Thursday, October 7, 2010

Career change

NERRRD.
Whaaat? You haven't seen an obedient dog with a dog on its head before?

I'm currently in the process of getting police checks done.

It appears Jazz is about to embark on the next stage of her 'career', from backyard marauder and general lay-about to aged care petting dog. Very respectable.

I'm not quite sure if I'm meant to be doing the police checks for me or her, come to think of it.

But the managers of the local residential aged care facility took one look at her today, covered in sludge from nose to haunches (she fell into a blind puddle en route to her thrown ball at the park across the way), and still wanted her to come back. She sat, dropped and looked dutifully doleful in a "please pat me, I'm starved of love" kind of way. They warned me that the elderly - specifically, the residents in the dementia wing - have a habit of asking the same questions repetitively and was I okay with that. I assured them I would leave my bat for smacking over the back of the head at home.

Jazz already has experience working with the elderly
"The Elderly" has warmed to her since these early days


Sort of...

Is it possible for The Elderly to look any more disdainful?

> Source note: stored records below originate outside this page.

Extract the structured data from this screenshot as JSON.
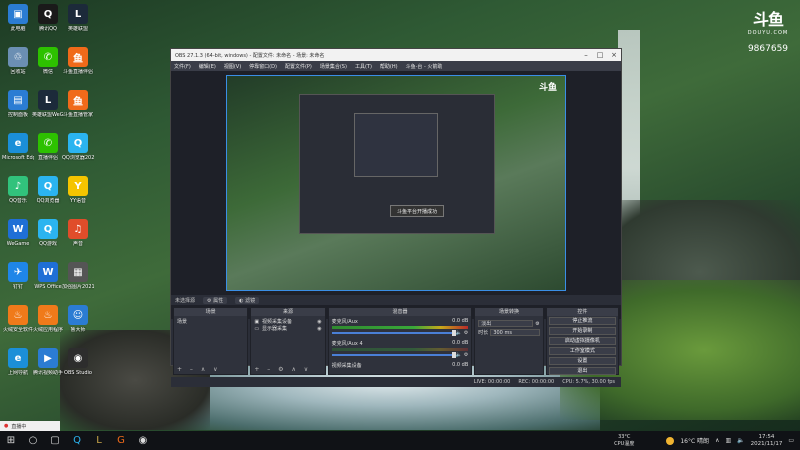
{
  "desktop": {
    "icons": [
      {
        "label": "此电脑",
        "glyph": "▣",
        "color": "#2b7cd3"
      },
      {
        "label": "腾讯QQ",
        "glyph": "Q",
        "color": "#1a1a1a"
      },
      {
        "label": "英雄联盟",
        "glyph": "L",
        "color": "#1c2a3a"
      },
      {
        "label": "回收站",
        "glyph": "♲",
        "color": "#6b8fb3"
      },
      {
        "label": "微信",
        "glyph": "✆",
        "color": "#2dc100"
      },
      {
        "label": "斗鱼直播伴侣",
        "glyph": "鱼",
        "color": "#f06a1a"
      },
      {
        "label": "控制面板",
        "glyph": "▤",
        "color": "#2b7cd3"
      },
      {
        "label": "英雄联盟WeGame版",
        "glyph": "L",
        "color": "#1c2a3a"
      },
      {
        "label": "斗鱼直播管家",
        "glyph": "鱼",
        "color": "#f06a1a"
      },
      {
        "label": "Microsoft Edge",
        "glyph": "e",
        "color": "#1b8fd8"
      },
      {
        "label": "直播伴侣",
        "glyph": "✆",
        "color": "#2dc100"
      },
      {
        "label": "QQ浏览器2021100...",
        "glyph": "Q",
        "color": "#2bb4f0"
      },
      {
        "label": "QQ音乐",
        "glyph": "♪",
        "color": "#31c27c"
      },
      {
        "label": "QQ浏览器",
        "glyph": "Q",
        "color": "#2bb4f0"
      },
      {
        "label": "YY语音",
        "glyph": "Y",
        "color": "#f5c400"
      },
      {
        "label": "WeGame",
        "glyph": "W",
        "color": "#1f6fd6"
      },
      {
        "label": "QQ游戏",
        "glyph": "Q",
        "color": "#2bb4f0"
      },
      {
        "label": "声音",
        "glyph": "♫",
        "color": "#e04d2a"
      },
      {
        "label": "钉钉",
        "glyph": "✈",
        "color": "#1f86e8"
      },
      {
        "label": "WPS Office",
        "glyph": "W",
        "color": "#1f6fd6"
      },
      {
        "label": "加强图片2021...",
        "glyph": "▦",
        "color": "#555"
      },
      {
        "label": "火绒安全软件",
        "glyph": "♨",
        "color": "#f07a1a"
      },
      {
        "label": "火绒应用程序",
        "glyph": "♨",
        "color": "#f07a1a"
      },
      {
        "label": "鲁大师",
        "glyph": "☺",
        "color": "#2b7cd3"
      },
      {
        "label": "上网导航",
        "glyph": "e",
        "color": "#1b8fd8"
      },
      {
        "label": "腾讯视频助手",
        "glyph": "▶",
        "color": "#2b7cd3"
      },
      {
        "label": "OBS Studio",
        "glyph": "◉",
        "color": "#2d2d2d"
      }
    ]
  },
  "douyu": {
    "logo": "斗鱼",
    "sub": "DOUYU.COM",
    "room_id": "9867659"
  },
  "obs": {
    "title": "OBS 27.1.3 (64-bit, windows) - 配置文件: 未命名 - 场景: 未命名",
    "menu": [
      "文件(F)",
      "编辑(E)",
      "视图(V)",
      "停靠窗口(D)",
      "配置文件(P)",
      "场景集合(S)",
      "工具(T)",
      "帮助(H)",
      "斗鱼-台 - 火箭助"
    ],
    "nested_toast": "斗鱼平台开播成功",
    "preview_logo": "斗鱼",
    "scene_bar": {
      "label": "未选择源",
      "props": "属性",
      "filters": "滤镜"
    },
    "scenes": {
      "header": "场景",
      "items": [
        "场景"
      ]
    },
    "sources": {
      "header": "来源",
      "items": [
        "视频采集设备",
        "显示器采集"
      ]
    },
    "mixer": {
      "header": "混音器",
      "channels": [
        {
          "name": "麦克风/Aux",
          "db": "0.0 dB"
        },
        {
          "name": "麦克风/Aux 4",
          "db": "0.0 dB"
        },
        {
          "name": "视频采集设备",
          "db": "0.0 dB"
        }
      ]
    },
    "transitions": {
      "header": "场景转换",
      "type": "淡出",
      "duration_label": "时长",
      "duration": "300 ms"
    },
    "controls": {
      "header": "控件",
      "buttons": [
        "停止推流",
        "开始录制",
        "启动虚拟摄像机",
        "工作室模式",
        "设置",
        "退出"
      ]
    },
    "status": {
      "live": "LIVE: 00:00:00",
      "rec": "REC: 00:00:00",
      "cpu": "CPU: 5.7%, 30.00 fps"
    }
  },
  "taskbar": {
    "notif": "直播中",
    "weather": "16°C 晴朗",
    "cpu_temp": "33°C",
    "cpu_label": "CPU温度",
    "time": "17:54",
    "date": "2021/11/17"
  }
}
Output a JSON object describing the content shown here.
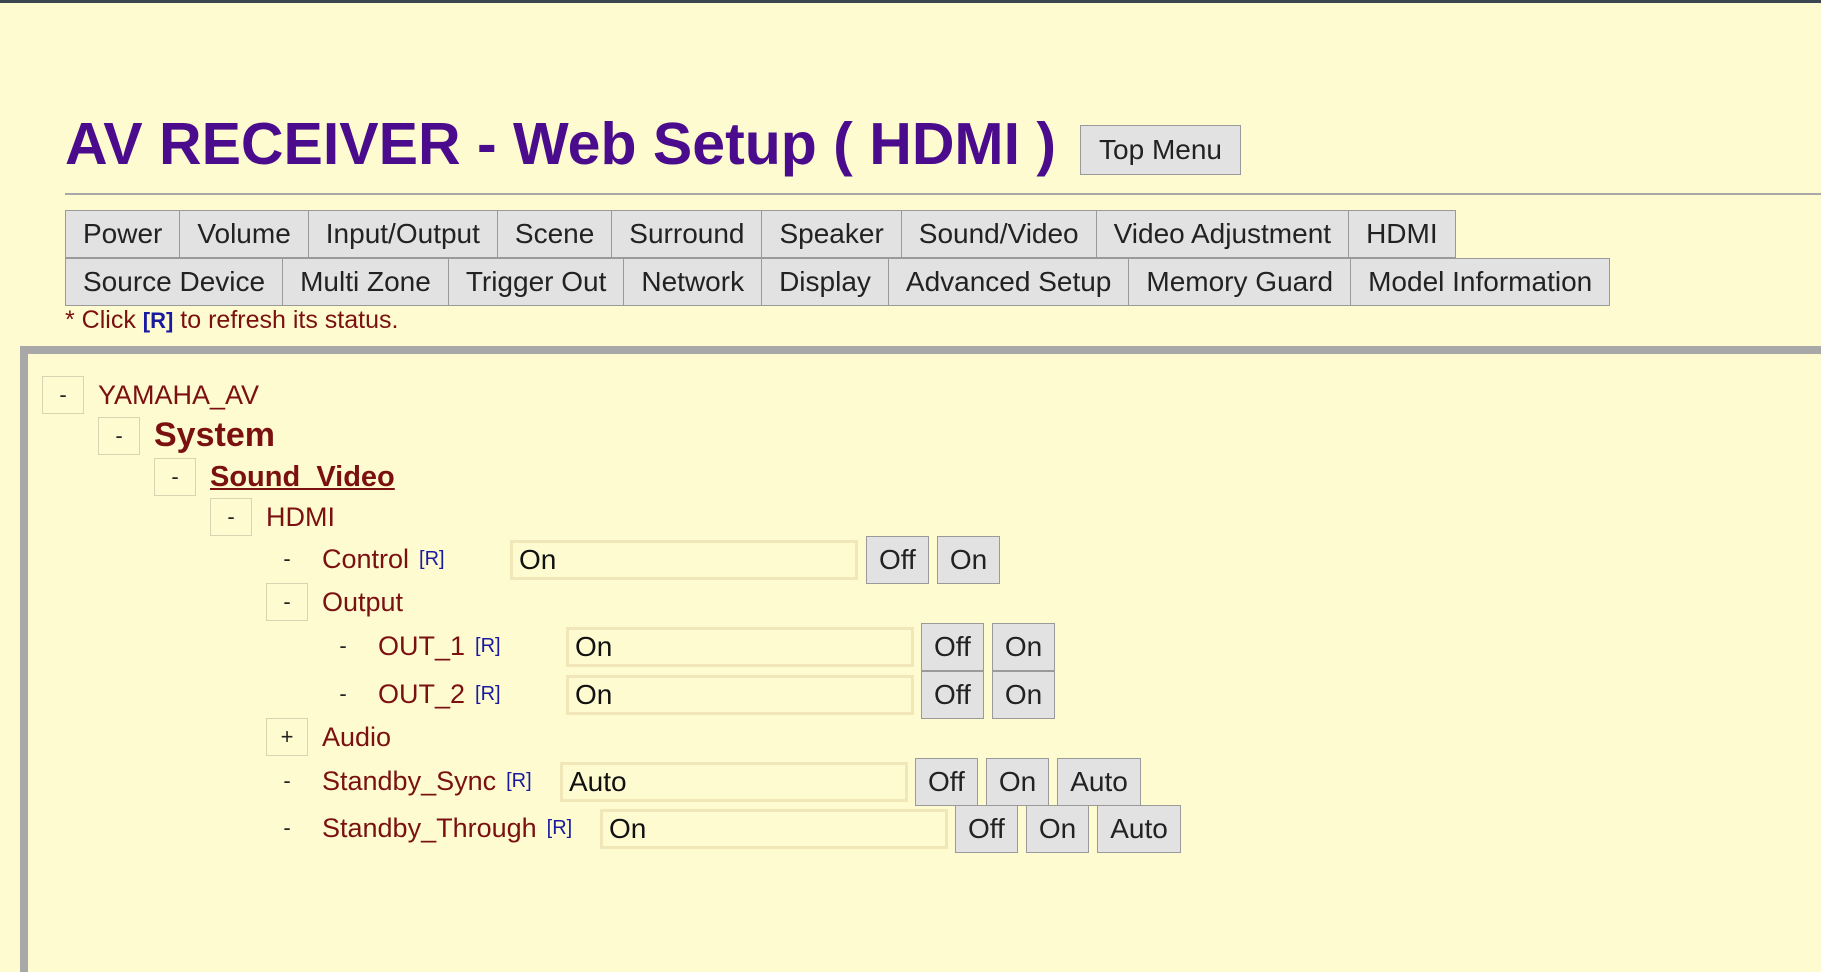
{
  "header": {
    "title": "AV RECEIVER - Web Setup ( HDMI )",
    "top_menu_label": "Top Menu"
  },
  "menu": {
    "row1": [
      "Power",
      "Volume",
      "Input/Output",
      "Scene",
      "Surround",
      "Speaker",
      "Sound/Video",
      "Video Adjustment",
      "HDMI"
    ],
    "row2": [
      "Source Device",
      "Multi Zone",
      "Trigger Out",
      "Network",
      "Display",
      "Advanced Setup",
      "Memory Guard",
      "Model Information"
    ]
  },
  "note": {
    "prefix": "* Click ",
    "refresh": "[R]",
    "suffix": " to refresh its status."
  },
  "tree": {
    "root": {
      "toggle": "-",
      "label": "YAMAHA_AV"
    },
    "system": {
      "toggle": "-",
      "label": "System"
    },
    "sound_video": {
      "toggle": "-",
      "label": "Sound_Video"
    },
    "hdmi": {
      "toggle": "-",
      "label": "HDMI"
    },
    "control": {
      "toggle": "-",
      "label": "Control",
      "refresh": "[R]",
      "value": "On",
      "options": [
        "Off",
        "On"
      ]
    },
    "output": {
      "toggle": "-",
      "label": "Output"
    },
    "out_1": {
      "toggle": "-",
      "label": "OUT_1",
      "refresh": "[R]",
      "value": "On",
      "options": [
        "Off",
        "On"
      ]
    },
    "out_2": {
      "toggle": "-",
      "label": "OUT_2",
      "refresh": "[R]",
      "value": "On",
      "options": [
        "Off",
        "On"
      ]
    },
    "audio": {
      "toggle": "+",
      "label": "Audio"
    },
    "standby_sync": {
      "toggle": "-",
      "label": "Standby_Sync",
      "refresh": "[R]",
      "value": "Auto",
      "options": [
        "Off",
        "On",
        "Auto"
      ]
    },
    "standby_through": {
      "toggle": "-",
      "label": "Standby_Through",
      "refresh": "[R]",
      "value": "On",
      "options": [
        "Off",
        "On",
        "Auto"
      ]
    }
  },
  "colors": {
    "background": "#fefbd0",
    "title": "#4a0c8c",
    "label": "#7a1010",
    "refresh_link": "#1a1aa0"
  }
}
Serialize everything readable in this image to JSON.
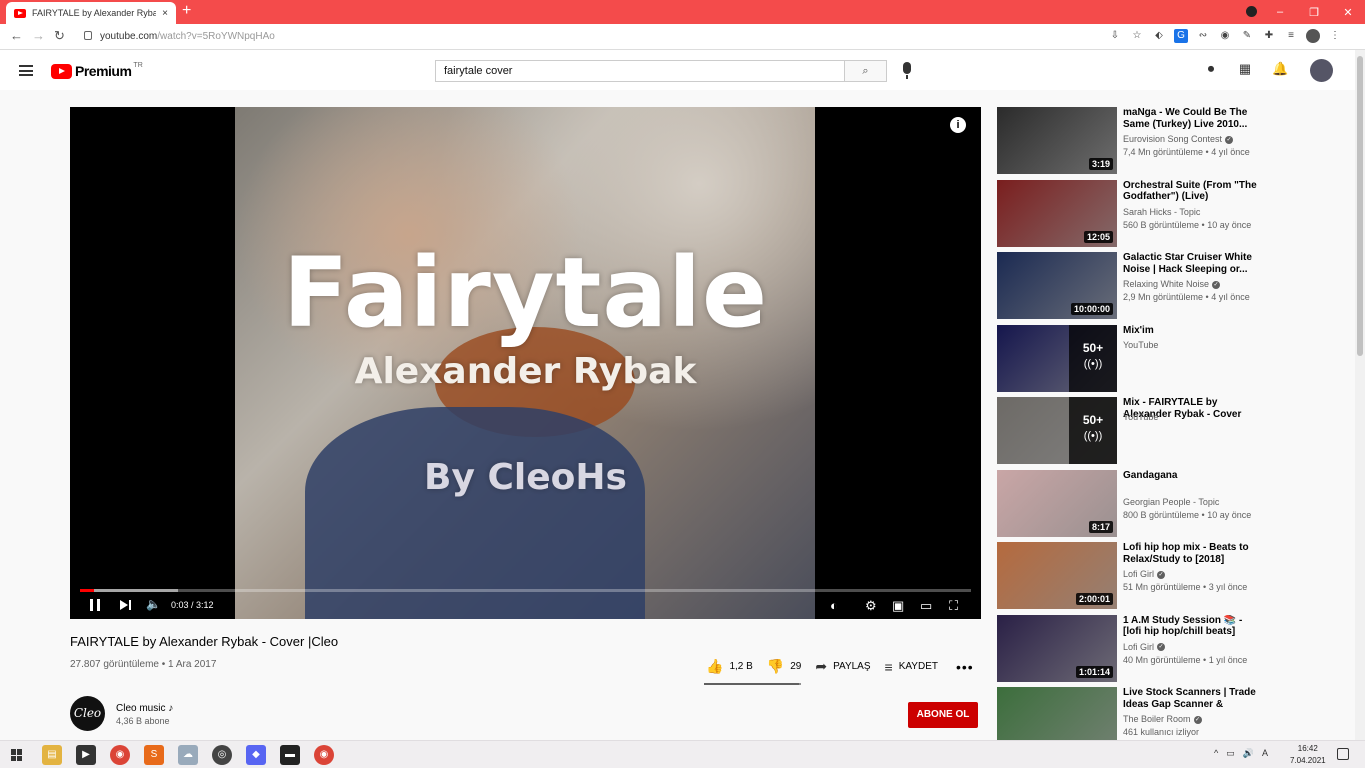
{
  "browser": {
    "tab_title": "FAIRYTALE by Alexander Rybak",
    "tab_close": "×",
    "new_tab": "+",
    "url_host": "youtube.com",
    "url_path": "/watch?v=5RoYWNpqHAo",
    "window_controls": [
      "–",
      "❐",
      "✕"
    ]
  },
  "youtube": {
    "logo_text": "Premium",
    "logo_country": "TR",
    "search_value": "fairytale cover",
    "search_button_icon": "⌕"
  },
  "player": {
    "overlay_title": "Fairytale",
    "overlay_artist": "Alexander Rybak",
    "overlay_by": "By CleoHs",
    "info_icon": "i",
    "time": "0:03 / 3:12",
    "progress_fraction": 0.016,
    "buffered_fraction": 0.11,
    "volume_icon": "🔈"
  },
  "video": {
    "title": "FAIRYTALE by Alexander Rybak - Cover |Cleo",
    "views": "27.807 görüntüleme",
    "date": "1 Ara 2017",
    "meta_sep": " • ",
    "likes": "1,2 B",
    "dislikes": "29",
    "like_ratio": 0.976,
    "share_label": "PAYLAŞ",
    "save_label": "KAYDET",
    "more": "•••"
  },
  "channel": {
    "avatar_text": "Cleo",
    "name": "Cleo music ♪",
    "subs": "4,36 B abone",
    "subscribe_label": "ABONE OL"
  },
  "sidebar": [
    {
      "title": "maNga - We Could Be The Same (Turkey) Live 2010...",
      "channel": "Eurovision Song Contest",
      "verified": true,
      "views": "7,4 Mn görüntüleme • 4 yıl önce",
      "duration": "3:19",
      "thumb_bg": "#2b2b2b"
    },
    {
      "title": "Orchestral Suite (From \"The Godfather\") (Live)",
      "channel": "Sarah Hicks - Topic",
      "verified": false,
      "views": "560 B görüntüleme • 10 ay önce",
      "duration": "12:05",
      "thumb_bg": "#7a1e1e"
    },
    {
      "title": "Galactic Star Cruiser White Noise | Hack Sleeping or...",
      "channel": "Relaxing White Noise",
      "verified": true,
      "views": "2,9 Mn görüntüleme • 4 yıl önce",
      "duration": "10:00:00",
      "thumb_bg": "#1b2a52"
    },
    {
      "title": "Mix'im",
      "channel": "YouTube",
      "verified": false,
      "views": "",
      "mix_count": "50+",
      "mix_icon": "((•))",
      "thumb_bg": "#15164d"
    },
    {
      "title": "Mix - FAIRYTALE by Alexander Rybak - Cover |Cleo",
      "channel": "YouTube",
      "verified": false,
      "views": "",
      "mix_count": "50+",
      "mix_icon": "((•))",
      "thumb_bg": "#6d6a66"
    },
    {
      "title": "Gandagana",
      "channel": "Georgian People - Topic",
      "verified": false,
      "views": "800 B görüntüleme • 10 ay önce",
      "duration": "8:17",
      "thumb_bg": "#c9a6a6"
    },
    {
      "title": "Lofi hip hop mix - Beats to Relax/Study to [2018]",
      "channel": "Lofi Girl",
      "verified": true,
      "views": "51 Mn görüntüleme • 3 yıl önce",
      "duration": "2:00:01",
      "thumb_bg": "#b56a3e"
    },
    {
      "title": "1 A.M Study Session 📚 - [lofi hip hop/chill beats]",
      "channel": "Lofi Girl",
      "verified": true,
      "views": "40 Mn görüntüleme • 1 yıl önce",
      "duration": "1:01:14",
      "thumb_bg": "#2a2046"
    },
    {
      "title": "Live Stock Scanners | Trade Ideas Gap Scanner & Penny...",
      "channel": "The Boiler Room",
      "verified": true,
      "views": "461 kullanıcı izliyor",
      "duration": "",
      "thumb_bg": "#3c6e3c"
    }
  ],
  "taskbar": {
    "clock_time": "16:42",
    "clock_date": "7.04.2021",
    "tray_icons": [
      "^",
      "▭",
      "🔊",
      "A"
    ]
  }
}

No, really, I volunteered at an aged care residence when I was a teenager. I adored it. I adored all the people. There was one woman I particularly remember, she was 98 years old and I never saw her without a full face of makeup. She was gorgeous, inside and out. So refined. She would invite me to her room for cups of tea. Somehow she had wrangled a double room for herself (she had been a resident there for a number of years, I was told, and used to share the room with her husband who had passed away some years before) and it was kitted out like a beautiful bedsit. All her ornate furniture surrounded her, there were pictures on the wall, she had a beautiful dresser and a little tea-for-two setup, complete with fine china, in the window. It was magical. From what I could ascertain, she did not really mingle with the other residents, who used to congregate in the depressing lounge and dining rooms on stiff-back chairs, not talking to each other but just ... together. They would invariably light up when I walked in the door once a week.

I gave up my Saturdays for six months as a 13 year-old and I would get there under my own steam. I rode my bike (which had no gears, I'll add) there and back every week - it was a good 5-10km's (Wonga Park to North Croydon, if you know the area anyone reading... no paved footpaths and no flat bits either, I might point out too!). I'm not entirely sure what lured me there each weekend. Perhaps the honour of listening to their stories and respecting them as individuals who had had to give up their possessions and their lives as they knew them, basically. I found it really heart-rending, even as a youngster, seeing my grandparents in a parallel existence - they were still alive and (not necessarily well, but fending for themselves) in a relatively palatial home that they ran on their own. I never wanted to imagine their end to be as lonely and bleak as this.

As fate would have it, my grandfather would die less than seven years after my stint in volunteer work - he spent a week unconscious in hospital after suffering a major stroke at home. And my grandmother, who would end up a major character in my book even though we were not close when she was alive, would die (five years after that) of a cardiac arrest very suddenly right before my eyes, also while still living at home and looking after herself.

The nursing home around the corner here has been calling me for the past three years. On a whim today, on our way home from the park, tired, wet, thirsty (and that was just me, let alone the LGBB and Jazz) and not at all looking like we'd impress anyone, I ventured in. And was warmly welcomed.

Will keep you posted how this goes! Who knows, Jazz could whack some poor sweetheart off her rocker on the first day. Her career as petting pet might be extremely short-lived. But I have a feeling that I, if not Lolly along with me, will become a regular visitor there, if for nothing else than wandering through for a couple of hours a week to give a wave and share a yarn... quite possibly the same yarn each week. Gorgeous.